How to set the time manually:
- Pull the crown out two clicks (don’t stop at the first click), then push it back in. The second hand should stop at 12:00.
- Press the button located at 4:00 on the side of the case. Pressing the hand for 2 seconds will advance the seconds hand, it will advance the time by one minute.
- When the desired time is reached, pull the crown out two clicks then push it back in.
Note: The hands cannot be set via the crown. Also, the time cannot be set backwards.
Radio Signal Reception:
According to Seiko documentation, the radio signal reception can be received in Japan, USA, China, and Germany. If have a 1B21 in a location other than those countries, please comment with your experience below. From the Seiko documentation:
“Radio signal reception function / radio signal transmitting station: Japan (2 stations), China, U.S.A. and Germany. Automatic reception (before 2:00 a.m. and 4:00 a.m.) *It varies depending on the radio signal receiving condition. *After radio signal reception, the watch will start to work depending on the quartz movement until the next reception. *Manual reception is available.”
Depending on the country, the range of reception is about 1,000km/621 miles from each station (for Japan and Germany), and about 1,500km/932 miles for USA and China.
The antenna in your watch is located at 8:00, therefore, you will get the best results when that side of the watch is facing in the transmitting station’s direction. It is best to not move the watch when it is receiving transmission.
What are the letters on the dial?
The dial of a 1B21 watch will have small letters at 2, 4, 8, and 10:00:
- Y (2:00) – Successful reception
- N (4:00) – Failed reception, not receiving radio signals
- L (8:00) – Low reception quality
- H (10:00) – High reception quality
A second set of letters indicates the transmitting station:
- D (1 second position) – Germany (DCF77) / PTB
- J (9 seconds position) – Japan (JJY) / NICT
- B (8 seconds position) – China (BCP) / NTSC
- W (53 seconds position) – USA (WWVB) / NIST
Manual Radio Signal Reception:
- Make sure you are in a location that is within range of the transmission station.

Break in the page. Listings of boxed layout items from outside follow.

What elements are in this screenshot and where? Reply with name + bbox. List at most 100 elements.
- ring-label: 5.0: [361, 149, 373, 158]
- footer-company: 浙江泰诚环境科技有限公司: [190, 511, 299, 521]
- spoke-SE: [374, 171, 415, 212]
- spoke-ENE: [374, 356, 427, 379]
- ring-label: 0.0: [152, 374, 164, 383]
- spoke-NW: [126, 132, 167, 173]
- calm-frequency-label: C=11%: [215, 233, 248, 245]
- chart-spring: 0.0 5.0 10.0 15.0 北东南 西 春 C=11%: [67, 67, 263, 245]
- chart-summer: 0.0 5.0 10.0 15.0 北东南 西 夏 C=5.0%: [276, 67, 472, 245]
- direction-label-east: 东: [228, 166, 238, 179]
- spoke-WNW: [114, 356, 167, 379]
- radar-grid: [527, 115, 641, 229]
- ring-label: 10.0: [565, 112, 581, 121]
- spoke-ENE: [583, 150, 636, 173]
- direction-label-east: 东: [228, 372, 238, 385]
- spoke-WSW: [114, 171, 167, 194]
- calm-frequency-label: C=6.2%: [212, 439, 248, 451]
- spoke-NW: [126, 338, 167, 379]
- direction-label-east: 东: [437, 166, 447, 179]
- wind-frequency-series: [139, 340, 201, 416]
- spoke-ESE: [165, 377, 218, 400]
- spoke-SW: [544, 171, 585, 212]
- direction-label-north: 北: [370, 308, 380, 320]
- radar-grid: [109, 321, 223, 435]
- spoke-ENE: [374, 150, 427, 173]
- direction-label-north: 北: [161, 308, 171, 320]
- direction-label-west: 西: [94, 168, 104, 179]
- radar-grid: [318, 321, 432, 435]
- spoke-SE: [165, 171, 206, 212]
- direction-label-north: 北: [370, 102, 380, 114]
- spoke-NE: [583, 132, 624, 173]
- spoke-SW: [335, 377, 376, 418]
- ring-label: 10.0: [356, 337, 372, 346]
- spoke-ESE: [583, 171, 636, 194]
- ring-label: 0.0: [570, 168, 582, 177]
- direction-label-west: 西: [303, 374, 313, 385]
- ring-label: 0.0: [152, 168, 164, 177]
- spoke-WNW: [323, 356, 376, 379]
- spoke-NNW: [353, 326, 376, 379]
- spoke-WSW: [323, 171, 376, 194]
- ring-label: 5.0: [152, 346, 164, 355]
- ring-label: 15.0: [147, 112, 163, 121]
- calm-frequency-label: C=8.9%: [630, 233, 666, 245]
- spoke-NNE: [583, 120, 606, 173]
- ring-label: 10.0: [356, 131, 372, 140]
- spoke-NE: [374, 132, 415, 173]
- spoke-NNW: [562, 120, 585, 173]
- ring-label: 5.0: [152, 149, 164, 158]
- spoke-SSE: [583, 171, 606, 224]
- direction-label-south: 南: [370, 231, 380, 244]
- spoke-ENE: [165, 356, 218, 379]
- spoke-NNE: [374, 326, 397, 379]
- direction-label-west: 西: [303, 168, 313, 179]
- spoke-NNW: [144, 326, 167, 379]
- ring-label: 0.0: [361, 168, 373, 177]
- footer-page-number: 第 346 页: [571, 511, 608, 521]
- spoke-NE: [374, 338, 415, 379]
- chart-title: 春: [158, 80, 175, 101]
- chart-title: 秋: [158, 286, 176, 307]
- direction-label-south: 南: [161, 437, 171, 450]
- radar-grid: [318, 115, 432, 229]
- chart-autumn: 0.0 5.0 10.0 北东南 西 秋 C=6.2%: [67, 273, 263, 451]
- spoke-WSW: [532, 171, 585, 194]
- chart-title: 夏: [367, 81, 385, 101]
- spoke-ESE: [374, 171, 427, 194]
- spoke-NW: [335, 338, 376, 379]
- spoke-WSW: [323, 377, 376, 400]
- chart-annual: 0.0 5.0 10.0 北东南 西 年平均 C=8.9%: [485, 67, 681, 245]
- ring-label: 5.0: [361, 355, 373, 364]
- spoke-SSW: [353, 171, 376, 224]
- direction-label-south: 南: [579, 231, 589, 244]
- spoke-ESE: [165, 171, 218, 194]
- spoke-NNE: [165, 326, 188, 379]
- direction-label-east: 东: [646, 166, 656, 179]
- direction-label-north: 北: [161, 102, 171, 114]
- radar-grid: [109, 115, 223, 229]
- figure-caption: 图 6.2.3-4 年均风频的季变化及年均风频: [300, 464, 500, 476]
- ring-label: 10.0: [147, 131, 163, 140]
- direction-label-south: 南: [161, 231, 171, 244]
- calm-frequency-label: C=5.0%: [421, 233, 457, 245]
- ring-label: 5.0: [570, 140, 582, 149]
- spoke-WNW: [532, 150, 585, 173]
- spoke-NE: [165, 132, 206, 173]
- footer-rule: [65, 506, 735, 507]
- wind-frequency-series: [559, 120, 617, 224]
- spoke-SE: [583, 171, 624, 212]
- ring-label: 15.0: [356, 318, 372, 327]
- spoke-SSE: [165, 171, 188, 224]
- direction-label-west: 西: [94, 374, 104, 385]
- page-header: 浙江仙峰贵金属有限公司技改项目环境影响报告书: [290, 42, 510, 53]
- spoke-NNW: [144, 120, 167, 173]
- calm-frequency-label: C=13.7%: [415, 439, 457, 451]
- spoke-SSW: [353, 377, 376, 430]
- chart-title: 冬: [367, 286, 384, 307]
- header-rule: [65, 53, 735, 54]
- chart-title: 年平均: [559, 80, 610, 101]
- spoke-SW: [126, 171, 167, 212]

- Make sure the 8:00 side of the watch is facing that station.
- Press the button (located at 4:00 on the side of the case) for 3 seconds and release when the seconds hand move to the 12:00 position. This indicates that a reception attempt is being made.
- It can take up to 12 minutes to receive the radio signal. The quality of reception will be indicated with the second hand pointing to the corresponding letter on the dial (see above).
- When the transmission is complete, the seconds hand will begin ticking in one second intervals again. If the transmission failed, the second hand will point to N on the dial.
Seiko does not provide replacement battery information for this caliber. It appears that they do not provide the part or have a part number either, it is listed as: “No supply of a rechargeable battery unit.” Interestingly, their service docs also include the following notation:
“Radiowave controlled watches are serviced only by the service center which is equipped with a shield room and time signal generators.”
This means that caliber 1B21 watches cannot be serviced in USA or anywhere else except for Japan. If you have successfully changed your own capacitor/battery, or if you have sent your 1BXX powered watch to Seiko for service, please comment below.
Do not attempt to retrofit a regular battery into this caliber.
Caliber 1B21 VS 1B22:
There is a similar caliber 1B22 with the main difference being that the 1B21 is a 3-hander no-date and the 1B22 has a date at 3:00.
Pros and Cons:
- It’s fun to have a radio controlled watch in the collection
- If you can keep it charged, you don’t need to worry about battery replacement for a while.
- Automatically sets the time for you if you are within range of a transmission station
- It’s a hassle to set the time manually!
- It takes a long time to charge.
- It needs to go back to Japan for proper service of a new capacitor/battery, no parts available.